All that for 140km coverage....
A British startup is hoping to strap 5G antennas to liquid-hydrogen-powered high-altitude pseudo-satellites in the hope of replacing mobile base stations on the ground. Stratospheric Platforms made a test flight over Germany last Monday (19 October) using a Grob 520 high-altitude "optionally manned" aircraft, and the firm is …

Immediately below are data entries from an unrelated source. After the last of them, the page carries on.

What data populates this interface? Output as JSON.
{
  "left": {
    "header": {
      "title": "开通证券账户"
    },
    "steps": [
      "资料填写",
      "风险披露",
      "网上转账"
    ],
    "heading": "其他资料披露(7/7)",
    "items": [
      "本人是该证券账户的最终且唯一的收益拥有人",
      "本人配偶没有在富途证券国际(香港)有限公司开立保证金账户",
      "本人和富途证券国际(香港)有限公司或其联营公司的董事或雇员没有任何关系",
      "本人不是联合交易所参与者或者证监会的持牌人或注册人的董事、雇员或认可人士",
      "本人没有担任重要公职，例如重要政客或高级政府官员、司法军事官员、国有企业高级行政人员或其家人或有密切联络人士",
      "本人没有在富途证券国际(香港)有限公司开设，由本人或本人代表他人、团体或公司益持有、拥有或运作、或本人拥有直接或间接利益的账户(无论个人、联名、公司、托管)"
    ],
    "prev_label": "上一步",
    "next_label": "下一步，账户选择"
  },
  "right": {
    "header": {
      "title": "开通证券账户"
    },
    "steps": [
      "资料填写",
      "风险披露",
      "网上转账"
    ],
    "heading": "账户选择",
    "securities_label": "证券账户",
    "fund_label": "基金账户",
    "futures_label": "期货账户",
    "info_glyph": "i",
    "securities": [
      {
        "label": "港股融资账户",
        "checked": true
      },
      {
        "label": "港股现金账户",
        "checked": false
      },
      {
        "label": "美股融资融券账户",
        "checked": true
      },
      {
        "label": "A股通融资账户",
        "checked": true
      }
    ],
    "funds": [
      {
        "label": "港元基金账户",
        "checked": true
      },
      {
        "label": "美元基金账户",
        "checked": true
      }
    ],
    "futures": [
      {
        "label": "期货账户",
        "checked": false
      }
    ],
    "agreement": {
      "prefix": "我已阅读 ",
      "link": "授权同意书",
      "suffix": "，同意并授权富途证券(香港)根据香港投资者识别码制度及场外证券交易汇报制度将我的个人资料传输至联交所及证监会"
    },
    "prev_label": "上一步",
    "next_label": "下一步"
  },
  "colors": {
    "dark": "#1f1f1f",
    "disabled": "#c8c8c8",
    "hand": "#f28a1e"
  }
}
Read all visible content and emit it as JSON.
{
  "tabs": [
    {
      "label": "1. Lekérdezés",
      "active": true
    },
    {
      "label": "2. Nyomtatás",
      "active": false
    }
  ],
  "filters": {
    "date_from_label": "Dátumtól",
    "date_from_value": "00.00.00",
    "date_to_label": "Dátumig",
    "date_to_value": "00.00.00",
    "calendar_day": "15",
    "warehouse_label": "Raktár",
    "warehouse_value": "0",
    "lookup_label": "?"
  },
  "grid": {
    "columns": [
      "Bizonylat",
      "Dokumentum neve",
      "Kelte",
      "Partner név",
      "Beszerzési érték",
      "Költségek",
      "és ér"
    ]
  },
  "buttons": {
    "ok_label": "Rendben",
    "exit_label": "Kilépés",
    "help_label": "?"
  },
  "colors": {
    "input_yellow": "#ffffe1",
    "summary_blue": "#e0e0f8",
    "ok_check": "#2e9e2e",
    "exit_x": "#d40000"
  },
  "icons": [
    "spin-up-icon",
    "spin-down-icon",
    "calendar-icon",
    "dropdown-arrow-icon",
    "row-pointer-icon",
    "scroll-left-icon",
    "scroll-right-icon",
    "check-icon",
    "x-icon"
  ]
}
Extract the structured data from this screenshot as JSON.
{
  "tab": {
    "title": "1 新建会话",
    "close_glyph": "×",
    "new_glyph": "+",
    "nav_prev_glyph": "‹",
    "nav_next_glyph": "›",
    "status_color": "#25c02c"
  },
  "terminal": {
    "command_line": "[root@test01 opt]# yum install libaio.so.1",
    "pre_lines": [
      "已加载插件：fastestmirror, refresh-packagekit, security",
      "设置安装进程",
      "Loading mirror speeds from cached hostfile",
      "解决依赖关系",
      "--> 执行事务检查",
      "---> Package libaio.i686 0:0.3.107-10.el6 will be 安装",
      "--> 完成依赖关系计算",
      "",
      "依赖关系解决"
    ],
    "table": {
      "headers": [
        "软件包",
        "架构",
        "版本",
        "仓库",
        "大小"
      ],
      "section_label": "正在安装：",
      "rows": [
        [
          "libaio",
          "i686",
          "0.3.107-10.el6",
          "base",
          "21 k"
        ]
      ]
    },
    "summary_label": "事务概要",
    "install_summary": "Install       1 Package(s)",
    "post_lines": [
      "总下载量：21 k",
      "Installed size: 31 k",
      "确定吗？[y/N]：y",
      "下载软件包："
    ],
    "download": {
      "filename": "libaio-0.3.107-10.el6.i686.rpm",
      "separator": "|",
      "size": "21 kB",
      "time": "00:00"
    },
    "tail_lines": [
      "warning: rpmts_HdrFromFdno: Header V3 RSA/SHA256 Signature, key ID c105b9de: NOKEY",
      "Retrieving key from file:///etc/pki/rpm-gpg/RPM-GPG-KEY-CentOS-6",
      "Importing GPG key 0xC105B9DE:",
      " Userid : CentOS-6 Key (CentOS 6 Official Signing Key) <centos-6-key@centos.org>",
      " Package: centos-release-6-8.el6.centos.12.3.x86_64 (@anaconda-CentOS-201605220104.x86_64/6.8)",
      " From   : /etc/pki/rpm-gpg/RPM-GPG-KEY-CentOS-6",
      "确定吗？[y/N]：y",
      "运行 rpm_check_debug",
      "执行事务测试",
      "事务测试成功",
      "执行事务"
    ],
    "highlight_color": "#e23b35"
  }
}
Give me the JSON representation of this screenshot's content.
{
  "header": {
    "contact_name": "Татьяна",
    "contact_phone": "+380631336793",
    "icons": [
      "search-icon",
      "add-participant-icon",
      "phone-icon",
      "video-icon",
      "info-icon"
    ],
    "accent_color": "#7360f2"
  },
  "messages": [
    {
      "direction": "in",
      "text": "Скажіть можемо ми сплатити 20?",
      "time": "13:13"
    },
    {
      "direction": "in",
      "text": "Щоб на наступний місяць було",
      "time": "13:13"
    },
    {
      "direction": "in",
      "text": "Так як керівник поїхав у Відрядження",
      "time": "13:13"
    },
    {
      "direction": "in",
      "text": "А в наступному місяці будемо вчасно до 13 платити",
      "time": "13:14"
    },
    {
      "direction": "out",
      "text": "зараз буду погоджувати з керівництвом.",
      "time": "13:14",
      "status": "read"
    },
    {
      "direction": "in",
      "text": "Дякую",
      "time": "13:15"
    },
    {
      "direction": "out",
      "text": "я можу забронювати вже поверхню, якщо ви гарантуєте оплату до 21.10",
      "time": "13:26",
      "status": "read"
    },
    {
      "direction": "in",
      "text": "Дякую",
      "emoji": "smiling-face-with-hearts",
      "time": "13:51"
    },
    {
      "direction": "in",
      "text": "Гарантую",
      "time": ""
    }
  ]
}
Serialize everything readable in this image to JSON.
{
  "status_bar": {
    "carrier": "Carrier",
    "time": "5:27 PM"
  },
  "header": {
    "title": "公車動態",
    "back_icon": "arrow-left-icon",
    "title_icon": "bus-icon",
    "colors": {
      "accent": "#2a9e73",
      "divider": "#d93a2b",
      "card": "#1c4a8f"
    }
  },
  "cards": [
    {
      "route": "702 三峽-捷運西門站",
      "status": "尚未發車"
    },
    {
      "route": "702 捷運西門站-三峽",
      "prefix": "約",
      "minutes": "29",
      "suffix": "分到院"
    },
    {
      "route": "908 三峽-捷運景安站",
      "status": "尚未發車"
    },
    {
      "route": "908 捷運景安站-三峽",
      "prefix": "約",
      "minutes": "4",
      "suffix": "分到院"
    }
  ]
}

(Damn it too late to edit!) PS: I know that 16 wouldn't literally cover the UK, we're not a uniform box that you can pack optimally with circles, some drones would be covering water, overlapping with other drones, and that we'd need more than just the drones currently in the sky to provide uninterrupted coverage.
Just that 140km ø isn't actually that small.
the delicate lightweight structures which give them such long endurance are very poorly suited for coping with winds and turbulence below their ~65,000ft operating height
I was involved (somewhat peripherally) with trials on a HAPS platform (now, like so many, cancelled). The flight trials had to be cancelled since they could not risk getting the HAPS out of the hanger - the gusting up to 4 mph, and the HAPS could not handle more than 2 mph (I kid you not).
These things are incredibly light and very fragile. The platform I was involved could, in theory, be lifter by one person, but had such a huge wingspan that two people were normally used to life it to stop the wings tilting over and crashing on the ground.
What is the total bandwidth that it proves and how many simultaneous connections can it handle.
I get the feeling your not going to park on of these over a large city and then have it provide coverage for all of it. Could be useful to cover a large area of sparse population, eg parts of Scotland.